Great thanks to Bill Skillman for leaving a nice little treasure in his comments to my Alburg “Indian” mystery. His assistance helps to confirm my prior identification of the “four Indians” who enlisted for the town of Alburg, Vermont during the Civil War.
Bill Skillman commented recently to acquaint me with a published transcription of a Civil War Diary kept by Charles B. Mead, Company F, First U.S. Sharpshooters. The diary transcription is provided online in PDF format by the Rutland Historical Society.
Readers interested in the Civil War may want to read all the abstracted diary entries provided by the Historical Society. You can find the diary in Volume 34, No. 1 of the “Rutland Historical Society Quarterly”.
The entry of interest is dated Feb. 14 and is found on page 8 of the PDF version of their newsletter. It reads
Sun. Feb. 14 - Sunday morning inspection. Got up in great style. Rode Col. Williams’ nag some. Charley Burr and Dennis Locklin over today. Three Indians from Western New York came to our Company today - Squires, Laughlin [Lafflin] and Loran.
Four days later there is a second reference to these man when on the 18th Mead writes “Teaching my Indians how to do picket duty.”
Now for a brief summary of my findings.
According to town records, four unnamed “Indians” enlisted for the town of Alburg, Vermont sometime during the fall of 1863. These same town records provide names for a number of other men who enlisted for the town during the same period.
Using a number of online resources and the process of elimination, my research suggested four men enlisting together on the 15th of December into Company F of the 1st U.S. Sharpshooters where the most likely candidates to be these four “Indian” men. Their names were David Loran, Peter Laflin, George Squires, and Joseph Bero.
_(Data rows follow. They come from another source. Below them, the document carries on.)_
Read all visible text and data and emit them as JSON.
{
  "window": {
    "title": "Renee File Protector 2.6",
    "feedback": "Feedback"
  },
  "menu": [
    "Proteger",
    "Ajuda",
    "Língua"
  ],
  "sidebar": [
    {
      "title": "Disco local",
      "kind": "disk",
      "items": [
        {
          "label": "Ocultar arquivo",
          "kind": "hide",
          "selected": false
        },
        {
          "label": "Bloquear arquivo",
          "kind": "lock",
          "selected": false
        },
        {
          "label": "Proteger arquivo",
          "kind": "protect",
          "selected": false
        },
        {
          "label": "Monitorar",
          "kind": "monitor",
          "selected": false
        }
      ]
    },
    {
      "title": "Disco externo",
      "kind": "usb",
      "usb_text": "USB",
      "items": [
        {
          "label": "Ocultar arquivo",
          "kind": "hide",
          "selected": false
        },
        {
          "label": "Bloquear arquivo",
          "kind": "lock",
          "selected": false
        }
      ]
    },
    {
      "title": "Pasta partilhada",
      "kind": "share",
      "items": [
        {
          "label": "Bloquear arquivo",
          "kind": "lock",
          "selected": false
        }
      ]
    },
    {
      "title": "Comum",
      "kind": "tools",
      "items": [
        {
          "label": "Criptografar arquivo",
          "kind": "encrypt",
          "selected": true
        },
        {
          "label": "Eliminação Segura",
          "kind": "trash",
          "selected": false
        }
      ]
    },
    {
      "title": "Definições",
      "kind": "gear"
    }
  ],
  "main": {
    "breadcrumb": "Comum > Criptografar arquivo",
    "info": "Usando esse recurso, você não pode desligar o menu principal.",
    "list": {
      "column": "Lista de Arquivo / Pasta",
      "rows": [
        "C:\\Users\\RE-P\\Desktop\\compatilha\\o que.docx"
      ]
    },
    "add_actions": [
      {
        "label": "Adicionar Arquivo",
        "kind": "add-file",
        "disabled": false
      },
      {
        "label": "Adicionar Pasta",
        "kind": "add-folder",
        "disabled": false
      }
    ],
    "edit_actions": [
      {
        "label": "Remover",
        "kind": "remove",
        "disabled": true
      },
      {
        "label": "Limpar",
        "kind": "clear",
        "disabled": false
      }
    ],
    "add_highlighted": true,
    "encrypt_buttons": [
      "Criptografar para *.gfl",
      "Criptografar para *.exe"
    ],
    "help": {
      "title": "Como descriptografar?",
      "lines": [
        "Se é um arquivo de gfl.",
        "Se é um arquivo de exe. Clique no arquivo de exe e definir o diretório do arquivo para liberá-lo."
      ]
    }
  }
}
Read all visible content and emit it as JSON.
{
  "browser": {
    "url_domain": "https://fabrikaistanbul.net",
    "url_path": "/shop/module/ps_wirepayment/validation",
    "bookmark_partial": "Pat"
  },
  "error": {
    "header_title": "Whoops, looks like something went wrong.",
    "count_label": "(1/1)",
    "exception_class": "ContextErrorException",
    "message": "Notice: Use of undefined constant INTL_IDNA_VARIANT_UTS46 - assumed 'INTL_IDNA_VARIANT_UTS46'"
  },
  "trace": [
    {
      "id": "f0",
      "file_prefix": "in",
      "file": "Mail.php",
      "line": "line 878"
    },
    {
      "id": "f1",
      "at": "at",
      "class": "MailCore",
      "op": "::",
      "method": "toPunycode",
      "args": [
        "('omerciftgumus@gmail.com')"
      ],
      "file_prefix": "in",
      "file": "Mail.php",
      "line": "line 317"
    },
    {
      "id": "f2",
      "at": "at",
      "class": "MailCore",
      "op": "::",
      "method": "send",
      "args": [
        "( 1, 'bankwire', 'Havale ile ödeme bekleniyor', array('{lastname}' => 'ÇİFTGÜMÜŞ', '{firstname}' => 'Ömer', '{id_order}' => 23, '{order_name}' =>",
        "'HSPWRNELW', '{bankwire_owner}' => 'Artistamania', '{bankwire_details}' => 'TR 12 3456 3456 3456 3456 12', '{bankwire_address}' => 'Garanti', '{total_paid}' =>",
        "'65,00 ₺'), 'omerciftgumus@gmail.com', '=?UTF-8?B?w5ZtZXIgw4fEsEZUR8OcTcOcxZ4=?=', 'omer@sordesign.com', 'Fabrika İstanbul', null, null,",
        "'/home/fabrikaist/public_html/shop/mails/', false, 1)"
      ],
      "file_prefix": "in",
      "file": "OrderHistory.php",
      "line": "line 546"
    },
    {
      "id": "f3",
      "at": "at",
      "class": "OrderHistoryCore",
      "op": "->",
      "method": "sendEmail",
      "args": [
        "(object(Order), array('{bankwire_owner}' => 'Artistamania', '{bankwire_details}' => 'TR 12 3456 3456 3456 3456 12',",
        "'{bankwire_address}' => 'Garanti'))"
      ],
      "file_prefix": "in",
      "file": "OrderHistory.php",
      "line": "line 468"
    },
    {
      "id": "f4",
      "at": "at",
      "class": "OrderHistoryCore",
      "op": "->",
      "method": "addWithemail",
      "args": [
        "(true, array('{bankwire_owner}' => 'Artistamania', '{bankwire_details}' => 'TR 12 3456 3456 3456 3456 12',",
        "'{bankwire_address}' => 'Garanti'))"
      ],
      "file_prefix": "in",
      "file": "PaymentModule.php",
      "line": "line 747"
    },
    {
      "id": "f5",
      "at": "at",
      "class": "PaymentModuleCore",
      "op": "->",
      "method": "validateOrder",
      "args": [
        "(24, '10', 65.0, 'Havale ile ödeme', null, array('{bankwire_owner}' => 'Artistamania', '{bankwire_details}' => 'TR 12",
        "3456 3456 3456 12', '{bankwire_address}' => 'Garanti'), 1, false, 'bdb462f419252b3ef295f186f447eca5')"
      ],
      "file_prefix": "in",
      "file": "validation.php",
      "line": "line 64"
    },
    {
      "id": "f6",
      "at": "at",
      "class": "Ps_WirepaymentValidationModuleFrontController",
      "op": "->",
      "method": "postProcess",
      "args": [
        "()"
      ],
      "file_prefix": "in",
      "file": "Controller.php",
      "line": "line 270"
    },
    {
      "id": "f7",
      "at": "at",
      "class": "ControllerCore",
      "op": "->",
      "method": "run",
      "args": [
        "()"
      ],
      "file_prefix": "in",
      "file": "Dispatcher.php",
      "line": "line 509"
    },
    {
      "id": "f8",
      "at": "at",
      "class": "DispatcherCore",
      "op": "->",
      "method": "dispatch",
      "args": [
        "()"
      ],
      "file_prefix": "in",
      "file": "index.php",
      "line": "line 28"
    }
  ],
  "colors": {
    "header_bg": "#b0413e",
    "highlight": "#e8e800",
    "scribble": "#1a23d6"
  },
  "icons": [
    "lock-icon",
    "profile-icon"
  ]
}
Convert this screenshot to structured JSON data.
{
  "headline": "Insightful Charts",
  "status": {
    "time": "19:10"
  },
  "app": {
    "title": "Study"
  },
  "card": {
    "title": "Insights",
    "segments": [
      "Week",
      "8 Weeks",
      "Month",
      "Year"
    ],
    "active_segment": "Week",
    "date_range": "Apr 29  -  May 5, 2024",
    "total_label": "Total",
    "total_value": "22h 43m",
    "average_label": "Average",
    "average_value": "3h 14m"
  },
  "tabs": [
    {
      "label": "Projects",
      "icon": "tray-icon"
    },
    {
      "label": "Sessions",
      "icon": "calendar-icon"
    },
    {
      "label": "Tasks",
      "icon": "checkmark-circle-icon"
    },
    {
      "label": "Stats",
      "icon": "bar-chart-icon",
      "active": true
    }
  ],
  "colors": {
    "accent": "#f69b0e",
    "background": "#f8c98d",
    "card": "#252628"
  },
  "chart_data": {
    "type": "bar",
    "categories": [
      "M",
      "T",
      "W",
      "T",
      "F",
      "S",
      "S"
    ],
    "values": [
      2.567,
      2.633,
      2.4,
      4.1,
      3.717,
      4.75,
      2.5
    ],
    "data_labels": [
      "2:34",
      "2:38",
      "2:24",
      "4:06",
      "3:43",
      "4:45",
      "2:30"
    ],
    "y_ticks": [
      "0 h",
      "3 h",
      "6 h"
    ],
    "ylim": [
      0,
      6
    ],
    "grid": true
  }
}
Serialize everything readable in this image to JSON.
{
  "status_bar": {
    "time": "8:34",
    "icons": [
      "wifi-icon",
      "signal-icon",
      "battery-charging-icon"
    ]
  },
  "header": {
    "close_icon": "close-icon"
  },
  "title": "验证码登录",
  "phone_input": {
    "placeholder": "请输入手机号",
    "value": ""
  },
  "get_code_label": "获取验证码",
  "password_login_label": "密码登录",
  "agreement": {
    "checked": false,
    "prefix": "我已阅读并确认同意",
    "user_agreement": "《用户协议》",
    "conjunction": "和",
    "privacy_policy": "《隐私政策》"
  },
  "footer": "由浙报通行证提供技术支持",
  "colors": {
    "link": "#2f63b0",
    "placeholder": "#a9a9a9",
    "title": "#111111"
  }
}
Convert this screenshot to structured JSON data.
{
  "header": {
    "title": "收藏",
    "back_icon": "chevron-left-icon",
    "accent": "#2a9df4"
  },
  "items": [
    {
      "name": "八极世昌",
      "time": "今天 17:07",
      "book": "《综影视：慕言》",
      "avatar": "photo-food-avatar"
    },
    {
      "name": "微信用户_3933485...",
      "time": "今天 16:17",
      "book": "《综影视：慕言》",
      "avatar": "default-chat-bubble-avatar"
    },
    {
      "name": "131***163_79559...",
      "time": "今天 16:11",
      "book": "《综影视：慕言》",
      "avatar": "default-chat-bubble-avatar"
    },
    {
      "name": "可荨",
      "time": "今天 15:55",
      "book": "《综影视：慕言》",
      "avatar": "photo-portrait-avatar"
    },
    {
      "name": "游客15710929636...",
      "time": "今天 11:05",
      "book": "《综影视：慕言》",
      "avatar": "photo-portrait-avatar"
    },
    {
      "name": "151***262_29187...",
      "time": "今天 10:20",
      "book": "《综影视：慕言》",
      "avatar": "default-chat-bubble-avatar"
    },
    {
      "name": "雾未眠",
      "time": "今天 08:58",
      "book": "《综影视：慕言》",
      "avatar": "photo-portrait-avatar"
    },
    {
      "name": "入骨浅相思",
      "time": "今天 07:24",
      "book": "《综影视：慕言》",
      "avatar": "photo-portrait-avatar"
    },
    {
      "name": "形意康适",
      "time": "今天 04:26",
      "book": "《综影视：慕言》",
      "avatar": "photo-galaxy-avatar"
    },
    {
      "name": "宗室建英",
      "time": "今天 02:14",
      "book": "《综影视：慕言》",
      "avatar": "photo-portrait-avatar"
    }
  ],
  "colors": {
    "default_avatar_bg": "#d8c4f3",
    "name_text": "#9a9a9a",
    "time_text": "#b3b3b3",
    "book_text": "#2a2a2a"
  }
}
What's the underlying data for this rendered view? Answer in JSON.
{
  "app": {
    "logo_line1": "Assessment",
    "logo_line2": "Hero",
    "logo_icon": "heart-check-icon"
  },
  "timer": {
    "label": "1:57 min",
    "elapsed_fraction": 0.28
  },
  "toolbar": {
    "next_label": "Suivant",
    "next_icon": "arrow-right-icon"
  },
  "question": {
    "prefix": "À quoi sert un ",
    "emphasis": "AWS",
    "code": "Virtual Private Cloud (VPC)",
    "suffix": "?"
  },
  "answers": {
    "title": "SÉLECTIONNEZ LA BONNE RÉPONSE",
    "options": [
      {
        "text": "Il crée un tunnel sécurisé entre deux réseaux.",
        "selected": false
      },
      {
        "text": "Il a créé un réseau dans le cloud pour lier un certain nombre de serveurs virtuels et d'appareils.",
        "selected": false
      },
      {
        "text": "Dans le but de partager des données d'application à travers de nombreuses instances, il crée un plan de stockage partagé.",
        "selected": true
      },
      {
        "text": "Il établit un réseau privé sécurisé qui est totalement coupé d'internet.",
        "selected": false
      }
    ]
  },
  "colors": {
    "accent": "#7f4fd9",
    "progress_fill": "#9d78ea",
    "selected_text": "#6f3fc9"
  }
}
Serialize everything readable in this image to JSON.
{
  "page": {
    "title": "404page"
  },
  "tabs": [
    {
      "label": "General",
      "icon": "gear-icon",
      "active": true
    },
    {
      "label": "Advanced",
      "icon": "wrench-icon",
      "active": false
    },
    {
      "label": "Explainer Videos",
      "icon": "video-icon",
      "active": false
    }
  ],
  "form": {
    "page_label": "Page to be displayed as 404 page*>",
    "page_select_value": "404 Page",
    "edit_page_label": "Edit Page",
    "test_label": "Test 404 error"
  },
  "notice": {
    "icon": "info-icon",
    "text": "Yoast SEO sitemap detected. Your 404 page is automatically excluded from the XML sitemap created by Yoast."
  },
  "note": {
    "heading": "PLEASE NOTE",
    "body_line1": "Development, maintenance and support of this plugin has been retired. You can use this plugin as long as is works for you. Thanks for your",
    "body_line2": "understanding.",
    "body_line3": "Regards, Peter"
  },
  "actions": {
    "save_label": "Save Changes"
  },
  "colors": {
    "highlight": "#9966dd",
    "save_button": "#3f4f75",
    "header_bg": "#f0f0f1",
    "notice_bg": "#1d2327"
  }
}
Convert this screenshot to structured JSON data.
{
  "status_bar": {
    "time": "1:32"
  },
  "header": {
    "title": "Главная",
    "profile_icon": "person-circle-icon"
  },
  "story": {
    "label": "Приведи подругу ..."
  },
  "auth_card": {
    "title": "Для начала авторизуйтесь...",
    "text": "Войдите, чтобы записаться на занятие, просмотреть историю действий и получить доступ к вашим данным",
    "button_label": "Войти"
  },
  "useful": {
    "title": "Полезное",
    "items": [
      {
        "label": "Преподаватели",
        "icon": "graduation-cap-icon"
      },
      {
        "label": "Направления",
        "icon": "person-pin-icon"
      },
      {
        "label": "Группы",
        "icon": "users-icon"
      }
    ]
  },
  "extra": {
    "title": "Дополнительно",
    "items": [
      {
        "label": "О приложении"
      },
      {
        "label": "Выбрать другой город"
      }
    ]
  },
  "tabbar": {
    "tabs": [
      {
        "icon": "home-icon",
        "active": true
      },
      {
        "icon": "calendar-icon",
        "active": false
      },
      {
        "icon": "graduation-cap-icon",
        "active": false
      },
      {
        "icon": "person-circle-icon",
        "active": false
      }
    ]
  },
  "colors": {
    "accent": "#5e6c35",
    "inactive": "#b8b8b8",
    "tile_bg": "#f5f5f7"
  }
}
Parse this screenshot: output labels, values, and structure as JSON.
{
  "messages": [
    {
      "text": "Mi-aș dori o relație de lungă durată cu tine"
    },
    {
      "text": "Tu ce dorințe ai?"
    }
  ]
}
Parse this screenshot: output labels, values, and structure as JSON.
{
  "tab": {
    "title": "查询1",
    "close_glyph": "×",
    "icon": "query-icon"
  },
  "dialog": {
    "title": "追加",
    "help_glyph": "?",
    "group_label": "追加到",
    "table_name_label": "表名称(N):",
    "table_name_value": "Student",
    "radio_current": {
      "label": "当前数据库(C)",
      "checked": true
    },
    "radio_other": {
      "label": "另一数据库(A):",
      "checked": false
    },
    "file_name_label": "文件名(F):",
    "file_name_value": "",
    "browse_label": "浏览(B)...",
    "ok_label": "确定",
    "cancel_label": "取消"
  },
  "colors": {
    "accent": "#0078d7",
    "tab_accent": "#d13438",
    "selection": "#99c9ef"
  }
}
You can read my original posting at Civil War Challenge - Identifying Alburgh’s unnamed “Indian” soldiers for the details of my research and my follow up post Civil War Challenge - Mohawk Serve for Alburgh!.
The Civil War Pension File of David Loran confirmed that David was a Mohawk from the St. Regis Community. Testimony within the file stated in a number of places that George Squires was David’s “tent mate” during the war. George was a member of the St. Regis Mohawk Community and is confirmed by the presence of his grave marker in the St. Regis Cemetery showing his Civil War service.
Joseph Bero gave testimony for David Loran. His testimony confirms he was a member of the St. Regis Mohawk Community. I could find no evidence Joseph actually mustered into Company F or any other company of the 1st U.S. Sharpshooters despite the fact he is shown as enlisting with the other 3 men. I did find evidence of earlier enlistments for Joseph and a suggestion of desertion, so it is possible he was discovered before he actually mustered in.
The fourth man has proved to be a problem to document. Peter Laflin died in the service of his company and apparently left no widow or children to claim a pension. The name Laflin shows up in the St. Regis Community but no record of a Peter turned up in the meager pre-Civil War records that I could gain access to.
This simple and brief diary entry of fellow soldier Charles Mead has provided the confirmation I was seeking. This entry confirms that Peter Laflin was indeed an Native man. The entry also confirms that Joseph Bero did not show up with the other three men when they first appeared in Company F of the 1st U.S. Sharpshooters.
I may never learn what prevented Joseph Bero from mustering in with his follow Mohawk, but I will continue to keep looking. With help from others, perhaps we can resolve this last question as well.
Before closing for today, I want to take a moment to give a special thanks to Bill Skillman for his valuable contribution. His participation confirms my belief that the Internet has provided historians and genealogists the single most important tool to ever exist. We can now collaborate with people all over the world almost instantly. Working together provides us with the real possibility of solving our most stubborn mysteries and brick walls.